Славно он утрет всем носы в поселке, лосятиной обеспечится на зиму. Пусть себе бригадирит Нефедов, пусть Глухова за человека-то не считают, а он не упустит своего.
Глухов приподнял переднюю ногу лосихи, обследовал острое, раздвоенное копыто. Вот мослы так мослы! Не то что у коровы. Вкусный ли, интересно, холодец получится? Никогда не пробовал холодца из лося, котлет из дичины.
Стремительно, по-зимнему, надвигались сумерки. Темнота сгущалась, сходилась со всех сторон. Синяя, вязкая тень заволакивала снега.
Планы у Глухова менялись.
С сеном он решил повременить немного, как-нибудь в другой раз вывезет. А сейчас он поедет на лесосеку, заберет сани, погрузит на них зверя, обдергает свой зародишко, мало-мальски замаскирует добычу – и домой. Никто и ни в чем его не заподозрит ночью.

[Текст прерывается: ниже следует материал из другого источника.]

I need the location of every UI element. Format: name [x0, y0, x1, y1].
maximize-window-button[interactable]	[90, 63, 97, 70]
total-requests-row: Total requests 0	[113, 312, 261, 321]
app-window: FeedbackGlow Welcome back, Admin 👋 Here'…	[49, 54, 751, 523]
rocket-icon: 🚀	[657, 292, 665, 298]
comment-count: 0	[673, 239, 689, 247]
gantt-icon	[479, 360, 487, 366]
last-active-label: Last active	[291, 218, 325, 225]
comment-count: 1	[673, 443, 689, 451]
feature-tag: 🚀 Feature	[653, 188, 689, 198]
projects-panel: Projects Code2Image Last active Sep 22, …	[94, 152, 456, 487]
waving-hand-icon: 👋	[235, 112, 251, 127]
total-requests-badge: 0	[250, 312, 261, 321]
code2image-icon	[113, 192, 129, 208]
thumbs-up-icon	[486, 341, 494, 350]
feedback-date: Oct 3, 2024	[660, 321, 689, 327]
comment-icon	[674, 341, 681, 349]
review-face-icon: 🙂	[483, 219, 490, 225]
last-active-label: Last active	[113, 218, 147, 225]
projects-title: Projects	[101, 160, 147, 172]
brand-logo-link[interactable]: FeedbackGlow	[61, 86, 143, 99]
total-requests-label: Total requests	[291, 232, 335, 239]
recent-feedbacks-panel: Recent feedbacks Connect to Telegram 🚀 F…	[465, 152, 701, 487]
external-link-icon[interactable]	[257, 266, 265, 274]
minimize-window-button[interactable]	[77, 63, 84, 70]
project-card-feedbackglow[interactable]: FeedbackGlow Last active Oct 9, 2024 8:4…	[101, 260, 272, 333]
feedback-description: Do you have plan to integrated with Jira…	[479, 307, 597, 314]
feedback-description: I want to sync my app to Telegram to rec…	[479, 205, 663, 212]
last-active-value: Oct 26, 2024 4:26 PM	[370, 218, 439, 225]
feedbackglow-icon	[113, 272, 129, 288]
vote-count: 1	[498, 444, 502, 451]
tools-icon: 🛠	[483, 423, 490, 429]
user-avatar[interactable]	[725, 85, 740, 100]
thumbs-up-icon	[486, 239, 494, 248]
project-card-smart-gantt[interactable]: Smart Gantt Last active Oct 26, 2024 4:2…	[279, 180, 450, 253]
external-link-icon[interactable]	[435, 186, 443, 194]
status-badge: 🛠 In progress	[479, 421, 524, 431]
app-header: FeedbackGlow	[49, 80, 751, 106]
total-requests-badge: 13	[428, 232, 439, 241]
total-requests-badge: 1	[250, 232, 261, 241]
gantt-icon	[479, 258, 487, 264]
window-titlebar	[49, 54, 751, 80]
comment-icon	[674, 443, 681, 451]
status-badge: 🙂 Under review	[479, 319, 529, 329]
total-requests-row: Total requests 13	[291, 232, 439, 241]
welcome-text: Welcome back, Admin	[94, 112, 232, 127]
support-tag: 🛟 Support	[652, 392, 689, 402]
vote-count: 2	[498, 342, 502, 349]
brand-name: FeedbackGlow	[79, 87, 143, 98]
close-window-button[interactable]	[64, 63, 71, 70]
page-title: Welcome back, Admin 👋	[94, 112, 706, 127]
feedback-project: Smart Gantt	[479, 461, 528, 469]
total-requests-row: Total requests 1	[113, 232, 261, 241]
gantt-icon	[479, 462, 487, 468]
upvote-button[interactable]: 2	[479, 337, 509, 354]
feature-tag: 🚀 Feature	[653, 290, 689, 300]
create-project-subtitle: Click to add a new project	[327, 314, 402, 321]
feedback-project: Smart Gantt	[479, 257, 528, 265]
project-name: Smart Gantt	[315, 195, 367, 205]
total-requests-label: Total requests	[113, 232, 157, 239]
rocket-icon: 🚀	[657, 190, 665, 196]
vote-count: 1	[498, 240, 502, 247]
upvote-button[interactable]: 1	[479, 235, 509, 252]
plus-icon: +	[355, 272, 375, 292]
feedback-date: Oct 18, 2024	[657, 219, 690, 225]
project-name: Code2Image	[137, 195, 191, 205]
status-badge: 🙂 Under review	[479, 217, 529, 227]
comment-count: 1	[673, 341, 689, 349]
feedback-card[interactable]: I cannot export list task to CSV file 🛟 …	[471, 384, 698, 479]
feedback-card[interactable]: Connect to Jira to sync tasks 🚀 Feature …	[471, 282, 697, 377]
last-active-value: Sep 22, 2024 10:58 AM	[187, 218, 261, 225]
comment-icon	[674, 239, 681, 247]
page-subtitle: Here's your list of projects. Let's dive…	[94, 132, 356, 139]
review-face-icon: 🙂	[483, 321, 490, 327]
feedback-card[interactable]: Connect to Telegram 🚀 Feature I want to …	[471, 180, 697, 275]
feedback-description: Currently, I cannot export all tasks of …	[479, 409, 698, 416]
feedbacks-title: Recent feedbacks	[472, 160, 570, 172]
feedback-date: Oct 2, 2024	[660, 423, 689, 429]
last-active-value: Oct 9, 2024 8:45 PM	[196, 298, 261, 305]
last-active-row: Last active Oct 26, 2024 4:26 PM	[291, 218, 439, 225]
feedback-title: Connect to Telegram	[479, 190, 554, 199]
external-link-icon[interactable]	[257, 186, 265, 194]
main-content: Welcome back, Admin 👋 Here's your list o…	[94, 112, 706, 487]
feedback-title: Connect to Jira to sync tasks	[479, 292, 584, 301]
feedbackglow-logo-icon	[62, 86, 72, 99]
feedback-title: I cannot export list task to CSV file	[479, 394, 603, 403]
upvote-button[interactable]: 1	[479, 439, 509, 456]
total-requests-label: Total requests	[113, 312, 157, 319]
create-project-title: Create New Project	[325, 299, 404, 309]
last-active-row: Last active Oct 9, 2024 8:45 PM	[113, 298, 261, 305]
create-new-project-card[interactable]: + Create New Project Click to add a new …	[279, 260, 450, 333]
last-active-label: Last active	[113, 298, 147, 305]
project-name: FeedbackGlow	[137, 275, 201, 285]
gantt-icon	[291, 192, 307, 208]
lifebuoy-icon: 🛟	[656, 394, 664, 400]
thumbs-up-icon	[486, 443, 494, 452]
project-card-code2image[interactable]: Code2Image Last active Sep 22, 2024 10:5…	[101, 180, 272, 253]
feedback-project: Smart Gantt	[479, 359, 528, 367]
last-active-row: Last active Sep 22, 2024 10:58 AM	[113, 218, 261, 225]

Можно бы, конечно, рискнуть и двух зайцев убить сразу, то есть завтра, под возом, привезти лосиху. Но еще неизвестно, как все это будет днем выглядеть: грязный с обезображенной шеей зверь, черная вонючая дыра в трясине… Как на все это Людмила посмотрит, как поведет себя? Нет, сегодня же, в темноте, надо расхлебывать заваруху.
И Глухов, с обычной для него хваткой, взялся за дело: пустил в направлении мостка трактор, выволок лосиху на насыпь…
5
В поселок он въехал поздно, часу в одиннадцатом. Поселок, однако, еще не спал, уютно, по-вечернему светился окнами.
Сотрясая стены и стекла домов железным грохотом, гнал он трактор пустынной улицей.
Сначала все шло хорошо, как задумано было, как и предполагал Глухов. Он счастливо миновал почти весь поселок, ни единой души не встретив. Кому-то охота так поздно по улицам шататься. Молодежь вся в клубе сейчас, на танцах, ногами дрыгают. Семейные же больше по домам сидят, чаек после баньки попивают, а то и покрепче кое-чего. Суббота, грех не пропустить стопочку.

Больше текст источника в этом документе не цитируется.